# Definition:Cartesian 3-Space/Definition by Planes

## Definition

Every point in ordinary $3$-space can be identified uniquely by means of an ordered triple of real coordinates $\tuple {x, y, z}$, as follows:

Identify one distinct point in space as the origin $O$.

Let $3$ distinct planes be constructed through $O$ such that all are perpendicular.

Each pair of these $3$ planes intersect in a straight line that passes through $O$.

Let $X$, $Y$ and $Z$ be points, other than $O$, one on each of these $3$ lines of intersection.

Then the lines $OX$, $OY$ and $OZ$ are named the $x$-axis, $y$-axis and $z$-axis respectively.

Select a point $P$ on the $x$-axis different from $O$.

Let $P$ be identified with the coordinate pair $\tuple {1, 0}$ in the $x$-$y$ plane.

Identify the point $P'$ on the $y$-axis such that $OP' = OP$.

Identify the point $P''$ on the $z$-axis such that $OP'' = OP$.

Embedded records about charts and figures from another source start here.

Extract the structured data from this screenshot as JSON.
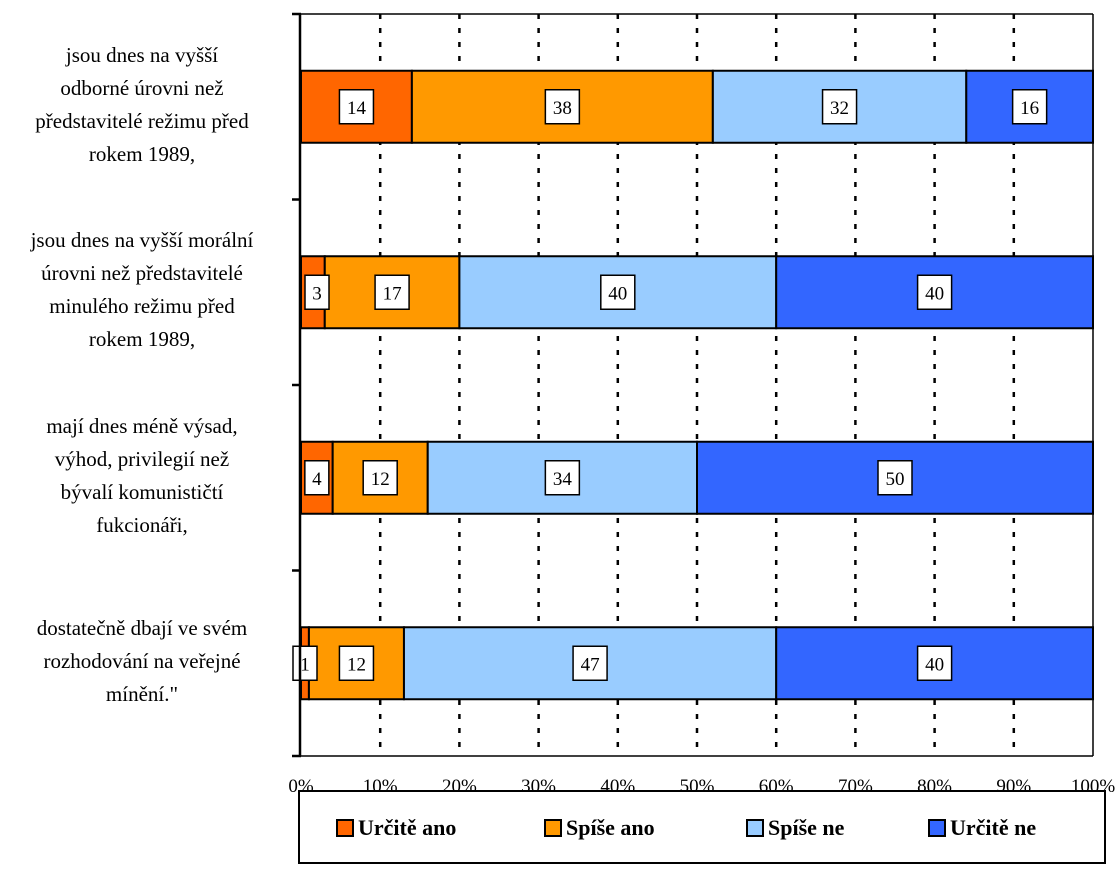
{
  "chart_data": {
    "type": "bar",
    "orientation": "horizontal",
    "stacked": true,
    "categories": [
      "jsou dnes na vyšší odborné úrovni než představitelé režimu před rokem 1989,",
      "jsou dnes na vyšší morální úrovni než představitelé minulého režimu před rokem 1989,",
      "mají dnes méně výsad, výhod, privilegií než bývalí komunističtí fukcionáři,",
      "dostatečně dbají ve svém rozhodování na veřejné mínění.\""
    ],
    "category_lines": [
      [
        "jsou dnes na vyšší",
        "odborné úrovni než",
        "představitelé režimu před",
        "rokem 1989,"
      ],
      [
        "jsou dnes na vyšší morální",
        "úrovni než představitelé",
        "minulého režimu před",
        "rokem 1989,"
      ],
      [
        "mají dnes méně výsad,",
        "výhod, privilegií než",
        "bývalí komunističtí",
        "fukcionáři,"
      ],
      [
        "dostatečně dbají ve svém",
        "rozhodování na veřejné",
        "mínění.\""
      ]
    ],
    "series": [
      {
        "name": "Určitě ano",
        "color": "#ff6600",
        "values": [
          14,
          3,
          4,
          1
        ]
      },
      {
        "name": "Spíše ano",
        "color": "#ff9900",
        "values": [
          38,
          17,
          12,
          12
        ]
      },
      {
        "name": "Spíše ne",
        "color": "#99ccff",
        "values": [
          32,
          40,
          34,
          47
        ]
      },
      {
        "name": "Určitě ne",
        "color": "#3366ff",
        "values": [
          16,
          40,
          50,
          40
        ]
      }
    ],
    "x_ticks": [
      "0%",
      "10%",
      "20%",
      "30%",
      "40%",
      "50%",
      "60%",
      "70%",
      "80%",
      "90%",
      "100%"
    ],
    "xlim": [
      0,
      100
    ],
    "grid": "vertical dashed",
    "legend_position": "bottom"
  }
}
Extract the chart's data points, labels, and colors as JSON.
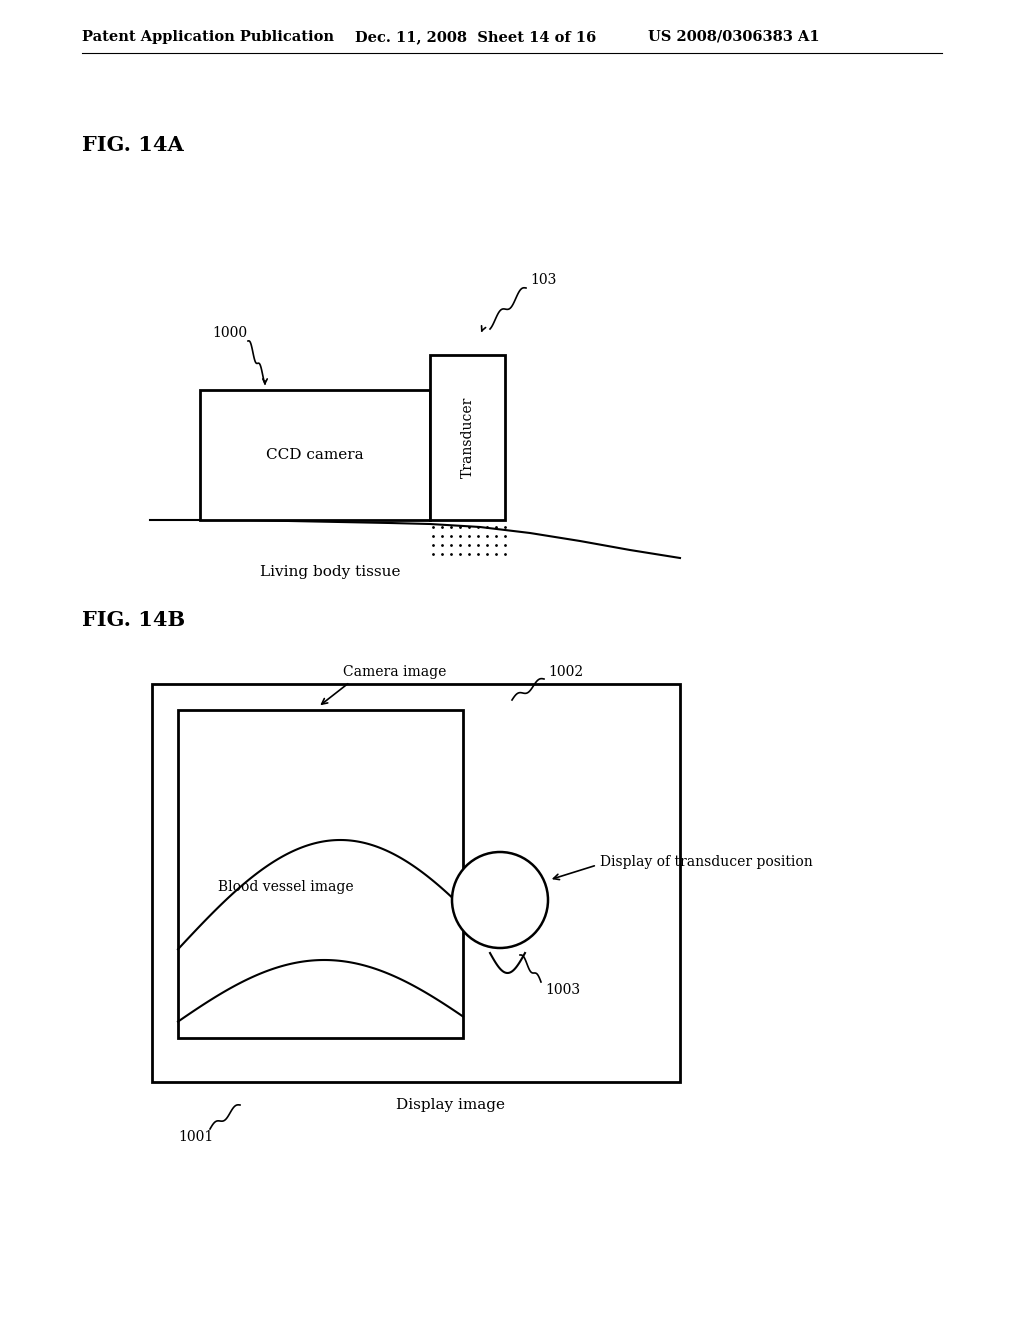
{
  "background_color": "#ffffff",
  "header_left": "Patent Application Publication",
  "header_center": "Dec. 11, 2008  Sheet 14 of 16",
  "header_right": "US 2008/0306383 A1",
  "fig14a_label": "FIG. 14A",
  "fig14b_label": "FIG. 14B",
  "label_1000": "1000",
  "label_103": "103",
  "label_1001": "1001",
  "label_1002": "1002",
  "label_1003": "1003",
  "text_ccd": "CCD camera",
  "text_transducer": "Transducer",
  "text_living_body": "Living body tissue",
  "text_camera_image": "Camera image",
  "text_blood_vessel": "Blood vessel image",
  "text_display_transducer": "Display of transducer position",
  "text_display_image": "Display image"
}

The orientation of the $z$-axis is determined by the position of $P''$ relative to $O$.

It is conventional to locate $P''$ as follows.

Imagine being positioned, standing on the $x$-$y$ plane at $O$, and facing along the $x$-axis towards $P$, with $P'$ on the left.

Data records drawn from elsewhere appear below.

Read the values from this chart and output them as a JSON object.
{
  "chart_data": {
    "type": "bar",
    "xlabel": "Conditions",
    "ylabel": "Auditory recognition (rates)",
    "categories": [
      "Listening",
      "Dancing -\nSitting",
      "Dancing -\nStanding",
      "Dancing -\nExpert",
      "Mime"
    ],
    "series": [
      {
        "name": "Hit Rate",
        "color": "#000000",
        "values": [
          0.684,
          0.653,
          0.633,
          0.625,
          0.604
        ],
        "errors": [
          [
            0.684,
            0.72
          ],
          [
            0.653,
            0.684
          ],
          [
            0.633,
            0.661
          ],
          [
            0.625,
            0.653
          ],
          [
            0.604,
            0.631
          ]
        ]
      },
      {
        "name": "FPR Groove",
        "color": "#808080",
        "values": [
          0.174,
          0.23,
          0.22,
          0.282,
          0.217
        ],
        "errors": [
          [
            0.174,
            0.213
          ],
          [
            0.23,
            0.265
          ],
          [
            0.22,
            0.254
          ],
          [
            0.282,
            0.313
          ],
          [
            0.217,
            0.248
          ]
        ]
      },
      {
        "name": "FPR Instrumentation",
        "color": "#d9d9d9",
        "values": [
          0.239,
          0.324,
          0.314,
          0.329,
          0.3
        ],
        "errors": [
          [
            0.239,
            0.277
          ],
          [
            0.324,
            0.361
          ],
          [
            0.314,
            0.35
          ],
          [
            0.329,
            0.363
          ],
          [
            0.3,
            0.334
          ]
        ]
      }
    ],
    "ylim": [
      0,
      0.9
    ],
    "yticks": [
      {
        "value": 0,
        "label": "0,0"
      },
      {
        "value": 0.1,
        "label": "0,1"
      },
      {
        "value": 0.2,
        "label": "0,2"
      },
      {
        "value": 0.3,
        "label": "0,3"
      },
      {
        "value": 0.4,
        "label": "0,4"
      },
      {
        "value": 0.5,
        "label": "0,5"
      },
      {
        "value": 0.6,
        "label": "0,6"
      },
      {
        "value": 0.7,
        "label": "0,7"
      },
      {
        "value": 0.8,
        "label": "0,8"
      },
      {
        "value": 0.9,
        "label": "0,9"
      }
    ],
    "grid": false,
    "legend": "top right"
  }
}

Then $P''$ is then one unit above the $x$-$y$ plane.

Let the $x$-$y$ plane be identified with the plane of the page or screen.

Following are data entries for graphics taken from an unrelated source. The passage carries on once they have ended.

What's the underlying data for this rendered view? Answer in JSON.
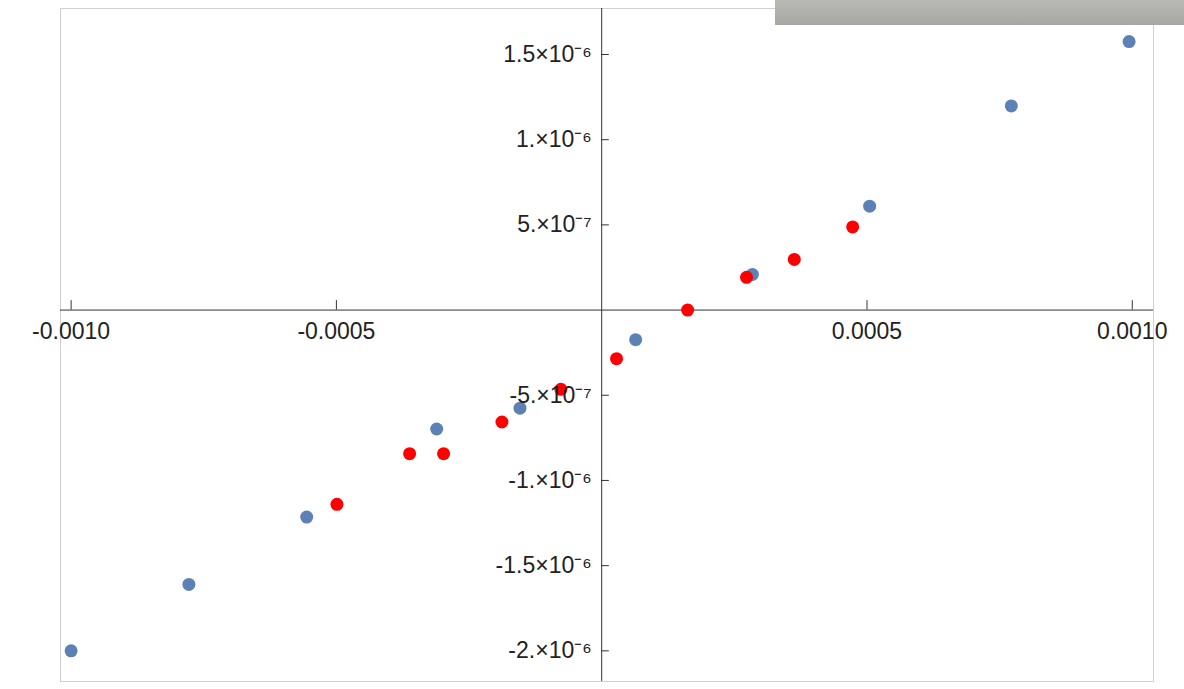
{
  "chart_data": {
    "type": "scatter",
    "marker": "circle",
    "xlim": [
      -0.00102,
      0.00104
    ],
    "ylim": [
      -2.18e-06,
      1.77e-06
    ],
    "xticks": [
      {
        "value": -0.001,
        "label": "-0.0010"
      },
      {
        "value": -0.0005,
        "label": "-0.0005"
      },
      {
        "value": 0.0005,
        "label": "0.0005"
      },
      {
        "value": 0.001,
        "label": "0.0010"
      }
    ],
    "yticks": [
      {
        "value": -2e-06,
        "label": "-2.×10⁻⁶"
      },
      {
        "value": -1.5e-06,
        "label": "-1.5×10⁻⁶"
      },
      {
        "value": -1e-06,
        "label": "-1.×10⁻⁶"
      },
      {
        "value": -5e-07,
        "label": "-5.×10⁻⁷"
      },
      {
        "value": 5e-07,
        "label": "5.×10⁻⁷"
      },
      {
        "value": 1e-06,
        "label": "1.×10⁻⁶"
      },
      {
        "value": 1.5e-06,
        "label": "1.5×10⁻⁶"
      }
    ],
    "series": [
      {
        "color": "#5e81b5",
        "x": [
          -0.001,
          -0.000778,
          -0.000556,
          -0.000311,
          -0.000154,
          6.4e-05,
          0.000284,
          0.000505,
          0.000772,
          0.000994
        ],
        "values": [
          -2e-06,
          -1.61e-06,
          -1.215e-06,
          -6.98e-07,
          -5.76e-07,
          -1.74e-07,
          2.09e-07,
          6.1e-07,
          1.198e-06,
          1.576e-06
        ]
      },
      {
        "color": "#ff0000",
        "x": [
          -0.000499,
          -0.000362,
          -0.000298,
          -0.000188,
          -7.7e-05,
          2.8e-05,
          0.000162,
          0.000273,
          0.000363,
          0.000473
        ],
        "values": [
          -1.14e-06,
          -8.43e-07,
          -8.43e-07,
          -6.57e-07,
          -4.65e-07,
          -2.85e-07,
          0.0,
          1.92e-07,
          2.97e-07,
          4.88e-07
        ]
      }
    ]
  }
}
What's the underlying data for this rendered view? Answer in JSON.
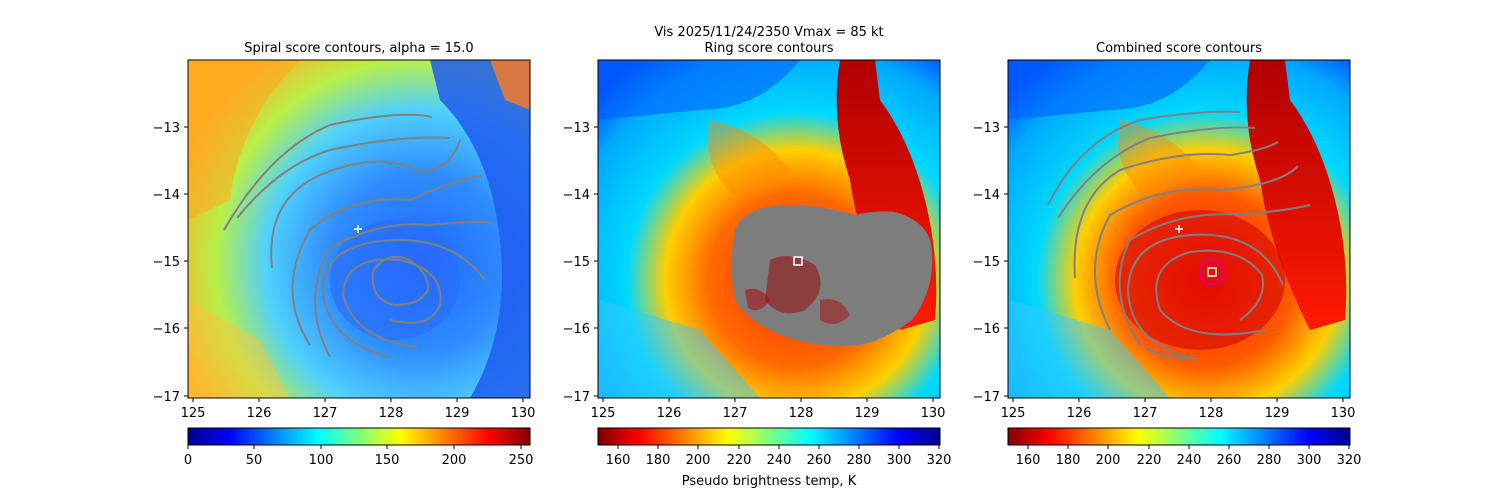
{
  "figure": {
    "suptitle": "Vis  2025/11/24/2350    Vmax = 85 kt"
  },
  "chart_data": [
    {
      "type": "heatmap",
      "title": "Spiral score contours, alpha = 15.0",
      "xlim": [
        124.9,
        130.1
      ],
      "ylim": [
        -17.0,
        -12.0
      ],
      "x_ticks": [
        "125",
        "126",
        "127",
        "128",
        "129",
        "130"
      ],
      "y_ticks": [
        "−13",
        "−14",
        "−15",
        "−16",
        "−17"
      ],
      "colorbar": {
        "min": 0,
        "max": 255,
        "ticks": [
          "0",
          "50",
          "100",
          "150",
          "200",
          "250"
        ],
        "colormap": "jet",
        "label": ""
      },
      "markers": [
        {
          "kind": "plus",
          "x": 127.5,
          "y": -14.5,
          "color": "#ffffff"
        }
      ],
      "contour_color": "#808080",
      "overlay_mask": null
    },
    {
      "type": "heatmap",
      "title": "Ring score contours",
      "xlim": [
        124.9,
        130.1
      ],
      "ylim": [
        -17.0,
        -12.0
      ],
      "x_ticks": [
        "125",
        "126",
        "127",
        "128",
        "129",
        "130"
      ],
      "y_ticks": [
        "−13",
        "−14",
        "−15",
        "−16",
        "−17"
      ],
      "colorbar": {
        "min": 150,
        "max": 320,
        "ticks": [
          "160",
          "180",
          "200",
          "220",
          "240",
          "260",
          "280",
          "300",
          "320"
        ],
        "colormap": "jet_r",
        "label": "Pseudo brightness temp, K"
      },
      "markers": [
        {
          "kind": "square",
          "x": 128.0,
          "y": -15.0,
          "color": "#ffffff"
        }
      ],
      "contour_color": "#808080",
      "overlay_mask": "gray ring score mask"
    },
    {
      "type": "heatmap",
      "title": "Combined score contours",
      "xlim": [
        124.9,
        130.1
      ],
      "ylim": [
        -17.0,
        -12.0
      ],
      "x_ticks": [
        "125",
        "126",
        "127",
        "128",
        "129",
        "130"
      ],
      "y_ticks": [
        "−13",
        "−14",
        "−15",
        "−16",
        "−17"
      ],
      "colorbar": {
        "min": 150,
        "max": 320,
        "ticks": [
          "160",
          "180",
          "200",
          "220",
          "240",
          "260",
          "280",
          "300",
          "320"
        ],
        "colormap": "jet_r",
        "label": ""
      },
      "markers": [
        {
          "kind": "plus",
          "x": 127.5,
          "y": -14.5,
          "color": "#ffffff"
        },
        {
          "kind": "square",
          "x": 128.0,
          "y": -15.15,
          "color": "#ffffff"
        },
        {
          "kind": "circle",
          "x": 128.0,
          "y": -15.15,
          "color": "#e0007f"
        }
      ],
      "contour_color": "#808080",
      "overlay_mask": null
    }
  ]
}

The orientation of the $z$-axis is then:

coming vertically "out of" the page or screen from the origin, the numbers on the $z$-axis are positive
going vertically "into" the page or screen from the origin, the numbers on the $z$-axis are negative.

### Coordinate Planes

Consider the Cartesian $3$-space defined by $3$ distinct perpendicular planes through the origin $O$.

These $3$ planes are known as the coordinate planes of the Cartesian $3$-space.

### Cartesian Coordinate Triple

Let $Q$ be a point in Cartesian $3$-space.

Construct $3$ straight lines through $Q$:

one perpendicular to the $y$-$z$ plane, intersecting the $y$-$z$ plane at the point $x$
one perpendicular to the $x$-$z$ plane, intersecting the $x$-$z$ plane at the point $y$
one perpendicular to the $x$-$y$ plane, intersecting the $x$-$y$ plane at the point $z$.

The point $Q$ is then uniquely identified by the ordered pair $\tuple {x, y, z}$.

## Also defined as

Some sources do not specify that the $3$ constructed distinct planes need to be perpendicular.

If they are not, then what results is an oblique coordinate system.